Ketiganya mampu bermain rapat dan disiplin sebagai tembok kokoh Timnas, tak terhitung sudah berapa kali Intercep yang dilakukan Dewa (Dewangga) dari tiap match-match yang dilakoninya. Blocking-blocking dan Marking yang dilakukan Fachrudin dan Ridho juga sedikit banyak mampu menetralisir rasa cemas di lini belakang Timnas.
Diantara ketiga terbaik yang saya sebutkan, mungkin Dewa yang paling komplit. Pemain berusia 20 Tahun asal PSIS Semarang ini, tidak hanya sukses bertugas sebagai Stopper, perannya sebagai Libero, mampu membuat serangan-serangan Timnas bisa terlahir dari lini belakang.
Dewa, beberapa kali terlihat bekerja keras untuk membantu serangan dari "sektor bawah" dengan umpan-umpannya, baik Truepass atau Longball, memang tidak semuanya punya akurasi Tinggi, namun setidaknya  mampu menambah kreatifitas permaianan, dan tentu menjadi suguhan yang indah dalam permainan sepak bola modern di Timnas Indonesia.

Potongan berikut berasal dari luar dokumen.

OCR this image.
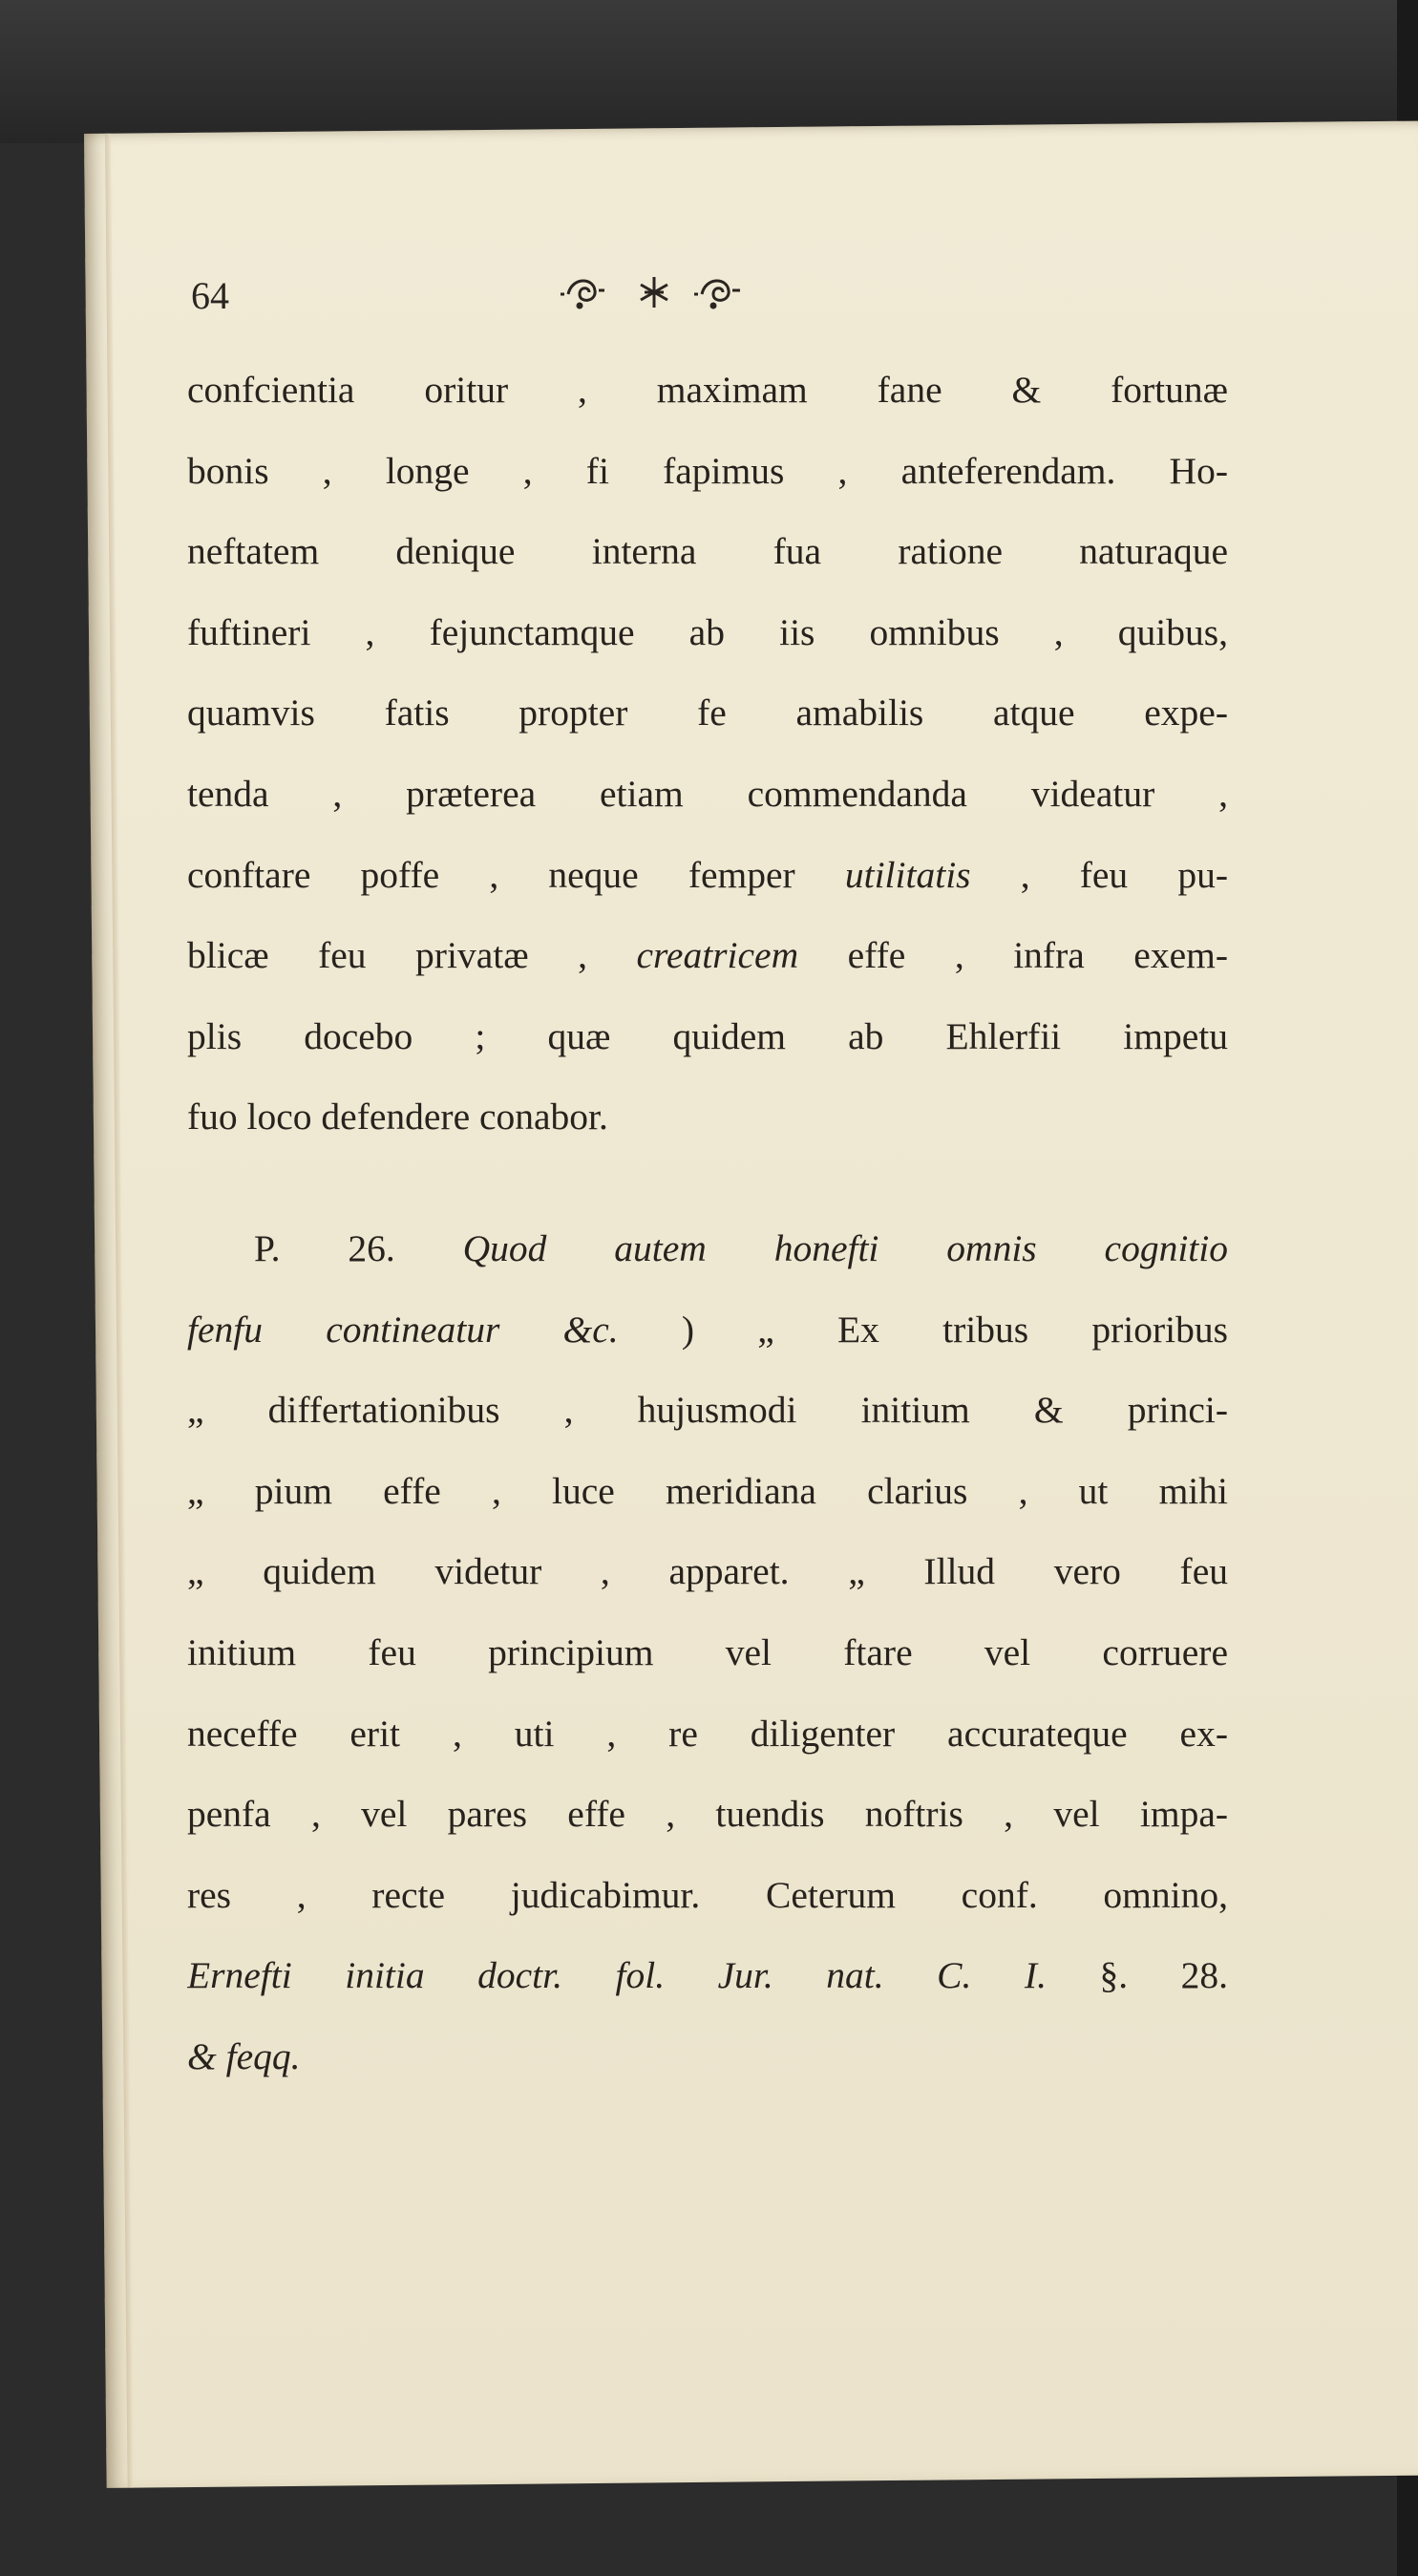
64
confcientia oritur , maximam fane & fortunæ
bonis , longe , fi fapimus , anteferendam. Ho-
neftatem denique interna fua ratione naturaque
fuftineri , fejunctamque ab iis omnibus , quibus,
quamvis fatis propter fe amabilis atque expe-
tenda , præterea etiam commendanda videatur ,
conftare poffe , neque femper utilitatis , feu pu-
blicæ feu privatæ , creatricem effe , infra exem-
plis docebo ; quæ quidem ab Ehlerfii impetu
fuo loco defendere conabor.
P. 26. Quod autem honefti omnis cognitio
fenfu contineatur &c. ) „ Ex tribus prioribus
„ differtationibus , hujusmodi initium & princi-
„ pium effe , luce meridiana clarius , ut mihi
„ quidem videtur , apparet. „ Illud vero feu
initium feu principium vel ftare vel corruere
neceffe erit , uti , re diligenter accurateque ex-
penfa , vel pares effe , tuendis noftris , vel impa-
res , recte judicabimur. Ceterum conf. omnino,
Ernefti initia doctr. fol. Jur. nat. C. I. §. 28.
& feqq.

Rachmat Irianto, putra legenda Klub Bajul Ijo, Bejo Sugiantoro, juga bisa dikatakan cukup sukses menjalankan perannya sebagai Gelandang Bertahan. Tidak hanya lewatt Intercep dan pressing-pressing yang ditunjukannya, "tusukan-tusukan" nya di garis depan pertahanan lawan, mampu memecah konsentrasi Bek lawan dalam mengantisipasi pergerakan winger-winger Timnas yang bergerak cepat nan tak terduga, seperti Irfan dan Witan .
Beberapa kali Rachmat ikut merangsek ke depan garis pertahanan lawan, sehingga memudahkan para winger dan full back kita untuk bergerak lebih bebas, untuk kemudian menusuk atau mengirimkan umpan berbahaya di kotak penalty lawan. Seperti yang kita lihat lewat Gol pertama Timnas yang dicetak Irfan Jaya Kontra Malaysia.
Dalam permainan cepat nan menekan yang coba disuguhkan Tae-Yong, memang terlihat seperti mendisfungsikan peran striker sebagai ujung tombak lini depan. False nine seperti yang coba ditunjukkan Tae-Yong sebenarnya tidak benar-benar mematikan peran striker sebagai pencetak gol.Â
Saya ambil Contoh Roberto Firmino di Liverpool, sebagai seorang False Nine, dia masih mampu menunjukkan taringnya sebagai Striker Pembunuh. Tentu jika bicara kualitas memang tidak fair membandingkan Bobby (Firmino) dengan striker-striker Timnas seperti Ezra Walian, Kushedya, Dedik, atau Hanis Sagara.